Creating a culture of accountability can easily be adopted by embracing the four truths as outlined in How to Be a Great Boss by Gino Wickman and René Boer. Number one, keep it simple, by following the principles of good management and leadership noted above. Second, be authentic — stay true to yourself if you want others to believe in and trust you. Third, care about your team. When people believe you sincerely care about them, including their well-being and growth, they will want to work for and with you. And, finally, you must seek greatness. Investing in self-improvement demonstrates your desire to be a great boss and sets the tone for encouraging others to be the best version of themselves.
Connecting each quarter
A powerful way to instill the cultural elements outlined above is to have frequent weekly or biweekly catch-ups with your team members, as well as more formal quarterly meetings.
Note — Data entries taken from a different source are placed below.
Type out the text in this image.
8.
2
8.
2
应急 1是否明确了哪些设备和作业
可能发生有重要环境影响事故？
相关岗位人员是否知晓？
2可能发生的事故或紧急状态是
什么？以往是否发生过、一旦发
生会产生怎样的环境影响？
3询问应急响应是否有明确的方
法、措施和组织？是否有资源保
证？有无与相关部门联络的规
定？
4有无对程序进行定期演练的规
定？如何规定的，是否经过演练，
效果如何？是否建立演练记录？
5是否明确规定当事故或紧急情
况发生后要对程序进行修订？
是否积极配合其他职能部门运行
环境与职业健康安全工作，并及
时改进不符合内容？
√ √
The latter are face-to-face, offsite meetings with each member of your team, designed to allow you to discuss priorities, roles, the company’s core values and any operational issues to determine what’s working and what’s not. This can be a powerful way of keeping everyone aligned and working together to move things forward for the common good.
Similar to these quarterly meetings, the annual review provides an opportunity for you to acknowledge both accomplishments and areas for improvement, maintain clear expectations and establish a plan for the next year.
In any company or department, your people are often your greatest asset. But unleashing that potential and ensuring your team performs at a world-class level requires both great leadership and management in order to inspire accountability among team members. Getting this right is the difference between a stagnant marketing department and one that’s always progressing.